My thesis defense is coming up next week, and I wanted to have your take on an issue I'm currently facing. One of my thesis contributions is "Adapting RoBERTa to the task of rumor detection on Twitter"
I want to explain to the jury how RoBERTa can adjust its weights based on the dataset that I fine-tune it on.
In simple terms, I fed RoBERTa a variety of datasets describing the task of "Rumor detection on Twitter" while altering the class distribution in the datasets to see how it influences the embedding that RoBERTa produces. I evaluated the quality of the embeddings by feeding them to a set of classifiers (Random Forest, Decision Tree, SVM) to see how they perform. I used standard metrics (Precision-Recall and F1-score) focusing on the model performance in recognizing the class rumor. I was considering explaining it this way: RoBERTa takes in a tweet with a label (Rumor/non-rumor), then it weighs the words and their impact on the class in question.
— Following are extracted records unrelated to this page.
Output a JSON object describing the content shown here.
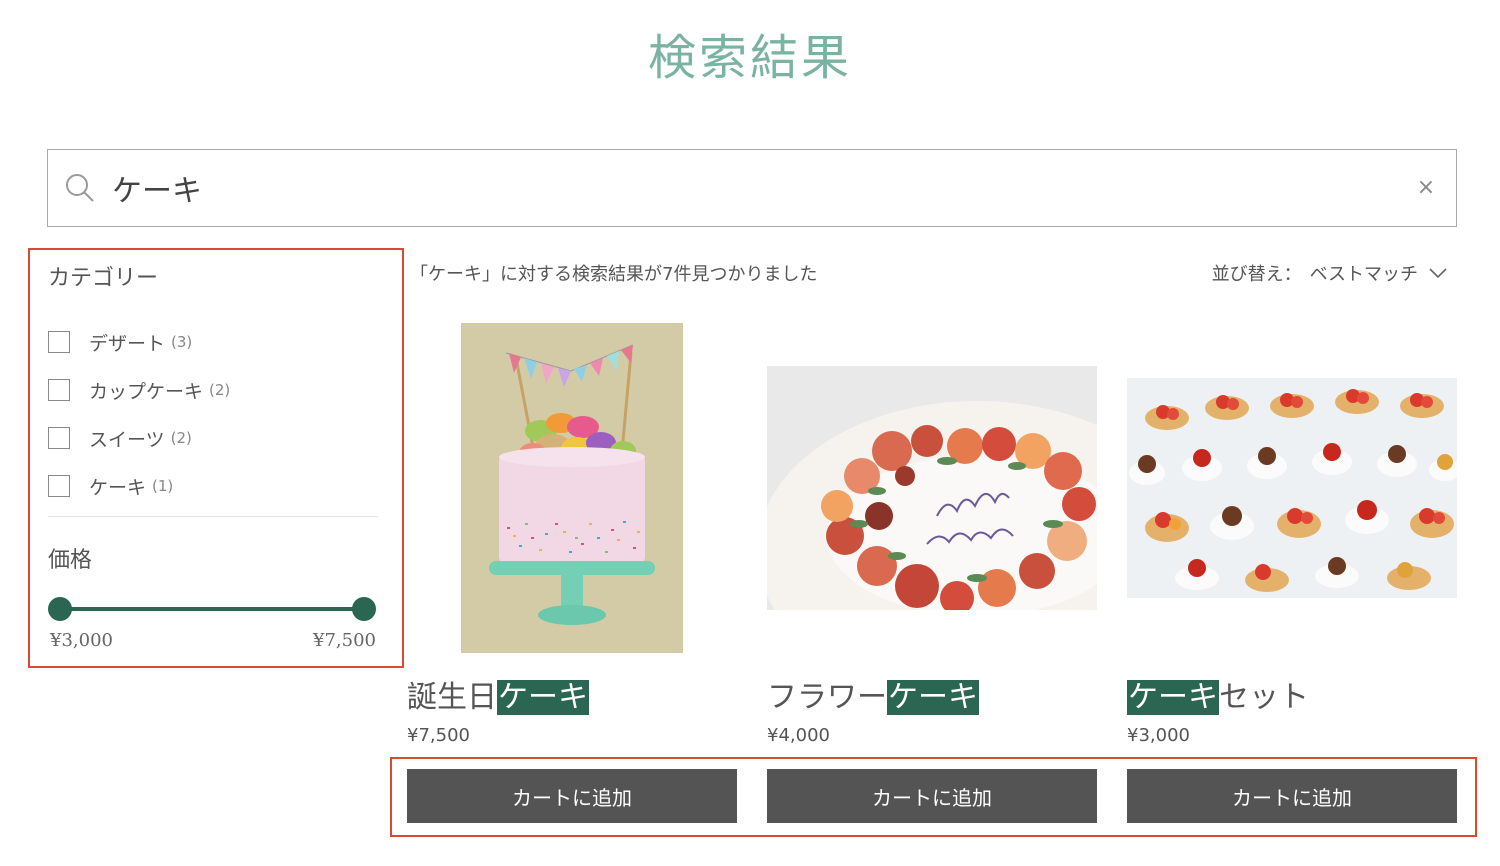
{
  "header": {
    "title": "検索結果"
  },
  "search": {
    "query": "ケーキ",
    "clear_label": "×"
  },
  "filters": {
    "category_heading": "カテゴリー",
    "categories": [
      {
        "label": "デザート",
        "count": "(3)"
      },
      {
        "label": "カップケーキ",
        "count": "(2)"
      },
      {
        "label": "スイーツ",
        "count": "(2)"
      },
      {
        "label": "ケーキ",
        "count": "(1)"
      }
    ],
    "price_heading": "価格",
    "price_min": "¥3,000",
    "price_max": "¥7,500"
  },
  "results": {
    "summary": "「ケーキ」に対する検索結果が7件見つかりました",
    "sort_label": "並び替え：",
    "sort_value": "ベストマッチ"
  },
  "products": [
    {
      "name_before": "誕生日",
      "name_match": "ケーキ",
      "name_after": "",
      "price": "¥7,500",
      "cart_label": "カートに追加"
    },
    {
      "name_before": "フラワー",
      "name_match": "ケーキ",
      "name_after": "",
      "price": "¥4,000",
      "cart_label": "カートに追加"
    },
    {
      "name_before": "",
      "name_match": "ケーキ",
      "name_after": "セット",
      "price": "¥3,000",
      "cart_label": "カートに追加"
    }
  ],
  "colors": {
    "title": "#7bb3a2",
    "accent": "#2a6651",
    "button": "#545454",
    "annotation_border": "#d94a34"
  },
  "icons": [
    "search-icon",
    "clear-icon",
    "chevron-down-icon"
  ]
}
And words that occur often in a class are the ones that are potentially correlated to it. But I feel like that's too much watering down and even an insult to the intricacy involved in RoBERTa's inner workings. So for you out there with much more knowledge and expertise than me, will you please indulge my request and enlighten me on How one can explain the details of fine-tuning pre-trained language models on a downstream task.